Justiça autoriza sociedade unipessoal de advogado a participar do Simples

Luiz Gustavo Bichara: decisão é um reconhecimento de todos os fundamentos que motivaram a edição da Lei nº 13.247
A Justiça Federal autorizou advogados autônomos a participar do Simples Nacional. A decisão é da juíza federal substituta Diana Maria Wanderlei da Silva, da 5ª Vara Federal do Distrito Federal. A magistrada concedeu antecipação de tutela (espécie de liminar) em pedido feito pelo Conselho Federal da Ordem dos Advogados do Brasil (OAB), em caráter coletivo.

De acordo com a decisão, a sociedade unipessoal de advocacia deve ser incluída no sistema simplificado de tributação. A juíza ainda estabeleceu um prazo de cinco dias para que a Receita Federal retire do seu site o comunicado pelo qual diz que essas sociedades não se submetem ao Simples e ainda dê ampla divulgação à decisão judicial.

Como foram negados vários pedidos a advogados que pretendiam aderir ao Simples, a magistrada ainda determinou que a Receita dê mais 30 dias do prazo sinalizado para que os profissionais possam optar pelo sistema simplificado. Por fim, estabeleceu multa de R$ 50 mil em caso de descumprimento da decisão e determinou o envio de cópias da decisão ao Ministério Público Federal, diante do possível incurso em crimes de desobediência e prevaricação. A Receita Federal já recorreu ao Tribunal Regional Federal (TRF) da 1ª Região.

Em janeiro, com a publicação da Lei nº 13.247, que alterou o Estatuto da Advocacia, foi aberta a possibilidade de advogados trabalharem sozinhos e atuarem como pessoa jurídica, sem a necessidade de participação em bancas. Com a mudança, advogados tentaram aderir ao Simples.

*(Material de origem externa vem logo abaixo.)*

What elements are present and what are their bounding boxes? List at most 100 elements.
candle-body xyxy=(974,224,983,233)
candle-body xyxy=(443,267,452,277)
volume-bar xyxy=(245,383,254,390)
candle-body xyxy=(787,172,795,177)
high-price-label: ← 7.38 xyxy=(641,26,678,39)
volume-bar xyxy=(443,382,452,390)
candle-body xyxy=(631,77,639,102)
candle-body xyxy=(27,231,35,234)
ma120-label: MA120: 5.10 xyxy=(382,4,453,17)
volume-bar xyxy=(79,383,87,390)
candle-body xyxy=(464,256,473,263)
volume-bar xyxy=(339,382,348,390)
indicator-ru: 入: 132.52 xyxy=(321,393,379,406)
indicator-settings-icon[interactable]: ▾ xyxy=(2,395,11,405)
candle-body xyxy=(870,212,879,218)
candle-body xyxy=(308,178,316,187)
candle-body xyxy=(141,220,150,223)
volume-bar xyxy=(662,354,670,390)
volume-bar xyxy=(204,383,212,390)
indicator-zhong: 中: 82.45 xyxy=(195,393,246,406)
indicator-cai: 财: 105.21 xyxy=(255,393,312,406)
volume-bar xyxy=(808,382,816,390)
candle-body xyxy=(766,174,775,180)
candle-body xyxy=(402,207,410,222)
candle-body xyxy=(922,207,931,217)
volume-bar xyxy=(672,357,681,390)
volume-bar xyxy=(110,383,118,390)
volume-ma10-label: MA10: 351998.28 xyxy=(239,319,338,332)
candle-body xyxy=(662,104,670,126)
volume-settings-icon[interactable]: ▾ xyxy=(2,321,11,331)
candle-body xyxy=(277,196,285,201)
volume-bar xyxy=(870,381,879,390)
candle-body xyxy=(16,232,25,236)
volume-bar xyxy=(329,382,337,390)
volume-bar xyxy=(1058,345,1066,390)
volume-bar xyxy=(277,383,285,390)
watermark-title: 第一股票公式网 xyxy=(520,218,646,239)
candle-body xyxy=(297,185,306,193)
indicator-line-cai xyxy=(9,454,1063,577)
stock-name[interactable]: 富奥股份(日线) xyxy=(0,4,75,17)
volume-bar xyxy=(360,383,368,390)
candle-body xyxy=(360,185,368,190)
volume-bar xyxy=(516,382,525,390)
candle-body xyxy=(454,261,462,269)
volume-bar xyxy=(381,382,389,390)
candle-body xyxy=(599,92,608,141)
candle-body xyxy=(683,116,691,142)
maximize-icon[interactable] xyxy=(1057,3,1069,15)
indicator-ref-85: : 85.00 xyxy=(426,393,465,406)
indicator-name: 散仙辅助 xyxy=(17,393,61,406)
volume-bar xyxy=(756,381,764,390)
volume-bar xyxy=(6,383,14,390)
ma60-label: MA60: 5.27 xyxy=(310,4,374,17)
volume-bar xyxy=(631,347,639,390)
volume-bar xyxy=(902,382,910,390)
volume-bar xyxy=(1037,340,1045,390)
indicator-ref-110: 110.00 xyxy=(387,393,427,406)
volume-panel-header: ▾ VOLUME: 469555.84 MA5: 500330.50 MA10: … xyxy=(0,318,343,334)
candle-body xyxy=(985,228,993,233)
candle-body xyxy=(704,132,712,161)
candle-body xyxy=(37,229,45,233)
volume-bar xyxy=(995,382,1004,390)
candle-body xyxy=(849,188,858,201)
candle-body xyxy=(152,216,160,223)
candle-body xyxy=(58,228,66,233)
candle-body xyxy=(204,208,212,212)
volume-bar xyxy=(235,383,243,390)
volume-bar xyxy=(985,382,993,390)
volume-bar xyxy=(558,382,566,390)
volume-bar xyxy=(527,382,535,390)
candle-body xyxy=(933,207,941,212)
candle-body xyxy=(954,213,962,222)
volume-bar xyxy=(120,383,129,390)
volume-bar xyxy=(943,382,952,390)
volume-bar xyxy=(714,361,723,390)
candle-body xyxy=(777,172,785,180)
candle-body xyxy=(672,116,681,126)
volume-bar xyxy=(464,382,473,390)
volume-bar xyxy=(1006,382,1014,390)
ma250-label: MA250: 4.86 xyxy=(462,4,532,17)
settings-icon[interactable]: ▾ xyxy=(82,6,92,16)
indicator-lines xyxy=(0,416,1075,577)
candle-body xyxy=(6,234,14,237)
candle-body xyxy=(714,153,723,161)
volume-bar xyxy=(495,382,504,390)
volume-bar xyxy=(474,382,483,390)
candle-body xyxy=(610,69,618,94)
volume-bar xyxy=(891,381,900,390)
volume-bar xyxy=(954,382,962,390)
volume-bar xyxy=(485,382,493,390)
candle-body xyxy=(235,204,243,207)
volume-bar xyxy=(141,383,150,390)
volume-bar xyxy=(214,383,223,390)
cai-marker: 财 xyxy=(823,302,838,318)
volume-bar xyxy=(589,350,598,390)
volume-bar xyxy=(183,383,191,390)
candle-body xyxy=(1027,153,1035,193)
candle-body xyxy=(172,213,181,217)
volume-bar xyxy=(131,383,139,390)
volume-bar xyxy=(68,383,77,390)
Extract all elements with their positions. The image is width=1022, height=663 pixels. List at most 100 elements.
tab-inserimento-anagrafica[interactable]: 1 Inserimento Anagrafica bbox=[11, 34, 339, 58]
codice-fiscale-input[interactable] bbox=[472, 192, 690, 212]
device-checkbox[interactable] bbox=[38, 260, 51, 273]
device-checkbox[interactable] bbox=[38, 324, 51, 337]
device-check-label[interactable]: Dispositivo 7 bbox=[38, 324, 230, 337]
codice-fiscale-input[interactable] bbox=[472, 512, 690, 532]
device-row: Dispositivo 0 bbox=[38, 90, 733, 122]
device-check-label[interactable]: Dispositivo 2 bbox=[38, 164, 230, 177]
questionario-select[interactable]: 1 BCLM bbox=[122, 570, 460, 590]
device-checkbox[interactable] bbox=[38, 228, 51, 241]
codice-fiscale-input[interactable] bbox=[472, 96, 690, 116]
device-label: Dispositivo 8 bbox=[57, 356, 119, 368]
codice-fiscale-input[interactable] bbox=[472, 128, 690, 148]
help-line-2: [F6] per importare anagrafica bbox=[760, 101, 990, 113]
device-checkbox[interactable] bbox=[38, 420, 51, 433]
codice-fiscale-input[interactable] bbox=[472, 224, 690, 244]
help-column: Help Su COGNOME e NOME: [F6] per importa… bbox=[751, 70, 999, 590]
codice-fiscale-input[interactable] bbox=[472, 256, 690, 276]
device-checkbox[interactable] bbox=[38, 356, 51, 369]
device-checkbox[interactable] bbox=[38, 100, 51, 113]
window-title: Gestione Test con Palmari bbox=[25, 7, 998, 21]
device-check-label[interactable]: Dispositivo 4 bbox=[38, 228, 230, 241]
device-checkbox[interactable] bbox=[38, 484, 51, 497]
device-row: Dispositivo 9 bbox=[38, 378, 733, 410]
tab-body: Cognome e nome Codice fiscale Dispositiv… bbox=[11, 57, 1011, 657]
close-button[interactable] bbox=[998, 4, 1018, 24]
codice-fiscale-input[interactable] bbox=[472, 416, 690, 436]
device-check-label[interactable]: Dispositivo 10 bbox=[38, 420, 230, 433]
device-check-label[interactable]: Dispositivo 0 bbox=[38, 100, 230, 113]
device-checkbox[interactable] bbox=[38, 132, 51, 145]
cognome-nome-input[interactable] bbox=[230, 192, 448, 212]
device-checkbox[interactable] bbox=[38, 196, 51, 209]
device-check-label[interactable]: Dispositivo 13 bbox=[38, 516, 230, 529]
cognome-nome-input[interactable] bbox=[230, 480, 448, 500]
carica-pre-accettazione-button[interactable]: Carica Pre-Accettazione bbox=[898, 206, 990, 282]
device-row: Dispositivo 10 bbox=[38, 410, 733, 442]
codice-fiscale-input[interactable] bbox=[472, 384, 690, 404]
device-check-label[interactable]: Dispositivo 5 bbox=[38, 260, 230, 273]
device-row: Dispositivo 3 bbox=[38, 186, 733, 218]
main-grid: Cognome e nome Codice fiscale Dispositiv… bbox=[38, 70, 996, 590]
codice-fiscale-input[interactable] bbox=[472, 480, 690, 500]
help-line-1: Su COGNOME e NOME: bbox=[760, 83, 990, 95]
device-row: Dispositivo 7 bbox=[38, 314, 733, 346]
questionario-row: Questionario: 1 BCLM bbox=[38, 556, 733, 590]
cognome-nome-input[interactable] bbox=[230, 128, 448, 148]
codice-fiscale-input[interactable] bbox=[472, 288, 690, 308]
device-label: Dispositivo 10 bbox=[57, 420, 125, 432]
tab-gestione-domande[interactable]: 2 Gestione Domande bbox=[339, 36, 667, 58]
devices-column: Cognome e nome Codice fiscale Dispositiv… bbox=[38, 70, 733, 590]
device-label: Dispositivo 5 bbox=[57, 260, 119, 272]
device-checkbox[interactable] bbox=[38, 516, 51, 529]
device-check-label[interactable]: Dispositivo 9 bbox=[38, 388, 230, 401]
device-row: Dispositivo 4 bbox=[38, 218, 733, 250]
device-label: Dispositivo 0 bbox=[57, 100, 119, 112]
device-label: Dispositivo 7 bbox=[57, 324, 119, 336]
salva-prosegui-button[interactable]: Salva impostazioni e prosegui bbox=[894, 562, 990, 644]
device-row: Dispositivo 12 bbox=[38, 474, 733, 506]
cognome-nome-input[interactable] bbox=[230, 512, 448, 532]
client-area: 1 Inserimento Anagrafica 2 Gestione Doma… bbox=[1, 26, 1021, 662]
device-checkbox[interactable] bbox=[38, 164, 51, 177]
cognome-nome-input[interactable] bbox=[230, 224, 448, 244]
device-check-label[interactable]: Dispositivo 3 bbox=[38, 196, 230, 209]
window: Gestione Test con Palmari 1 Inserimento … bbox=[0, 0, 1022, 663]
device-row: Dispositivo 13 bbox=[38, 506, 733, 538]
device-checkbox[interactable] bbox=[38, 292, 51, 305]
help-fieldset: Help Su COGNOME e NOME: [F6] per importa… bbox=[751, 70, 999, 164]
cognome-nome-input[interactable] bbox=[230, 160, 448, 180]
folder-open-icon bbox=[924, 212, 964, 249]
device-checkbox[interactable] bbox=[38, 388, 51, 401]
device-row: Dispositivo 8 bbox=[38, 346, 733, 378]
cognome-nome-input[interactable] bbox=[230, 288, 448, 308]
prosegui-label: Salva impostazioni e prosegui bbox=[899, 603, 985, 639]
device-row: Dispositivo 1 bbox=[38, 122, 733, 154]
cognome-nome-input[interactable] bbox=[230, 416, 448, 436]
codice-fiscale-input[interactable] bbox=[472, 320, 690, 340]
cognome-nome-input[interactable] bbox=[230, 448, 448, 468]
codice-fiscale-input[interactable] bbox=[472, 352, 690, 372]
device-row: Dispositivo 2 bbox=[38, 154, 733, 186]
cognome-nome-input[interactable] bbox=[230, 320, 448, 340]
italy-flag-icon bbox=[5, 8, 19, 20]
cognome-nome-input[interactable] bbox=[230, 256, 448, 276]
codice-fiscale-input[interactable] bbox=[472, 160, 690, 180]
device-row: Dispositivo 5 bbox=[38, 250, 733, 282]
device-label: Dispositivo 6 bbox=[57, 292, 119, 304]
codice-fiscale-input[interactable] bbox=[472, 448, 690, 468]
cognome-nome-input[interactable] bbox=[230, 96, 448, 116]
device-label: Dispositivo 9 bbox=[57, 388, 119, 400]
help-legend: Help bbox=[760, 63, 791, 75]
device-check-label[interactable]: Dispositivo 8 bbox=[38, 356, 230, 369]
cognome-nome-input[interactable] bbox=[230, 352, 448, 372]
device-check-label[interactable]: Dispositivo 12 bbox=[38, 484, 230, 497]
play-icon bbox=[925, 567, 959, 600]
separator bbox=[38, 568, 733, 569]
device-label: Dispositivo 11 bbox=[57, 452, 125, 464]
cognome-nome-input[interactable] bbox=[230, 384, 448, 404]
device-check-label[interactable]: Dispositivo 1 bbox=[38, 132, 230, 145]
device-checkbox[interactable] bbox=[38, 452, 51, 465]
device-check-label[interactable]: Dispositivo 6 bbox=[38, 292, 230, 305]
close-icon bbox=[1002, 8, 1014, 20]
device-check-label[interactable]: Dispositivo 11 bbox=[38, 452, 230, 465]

A Receita Federal, porém, encaminhou nota sobre o assunto ao Ministério da Fazenda, além de inclui-la em seu site, com a afirmação de que sociedade individual de advogado não poderia optar pelo regime, por não existir previsão legal. Para o órgão, embora a lei complementar tivesse inovado com a possibilidade de adesão ao regime simplificado para serviços advocatícios, esse tipo de sociedade não estaria enquadrada no artigo 3º da Lei Complementar nº 123, de 2006.

O artigo diz que poderiam participar as microempresas ou empresas de pequeno porte, a sociedade empresária, a sociedade simples, a empresa individual de responsabilidade limitada (Eireli) e o empresário devidamente inscrito no Registro de Empresas Mercantis ou no Registro Civil de Pessoas Jurídicas. Porém, não há menção à sociedade unipessoal.

Para Luiz Gustavo Bichara, procurador tributário do Conselho Federal da OAB, qualquer sociedade de advogados é uma sociedade simples, exatamente por não ser empresária. Além disso, afirma que é possível equiparar a sociedade unipessoal de advocacia a uma Eireli.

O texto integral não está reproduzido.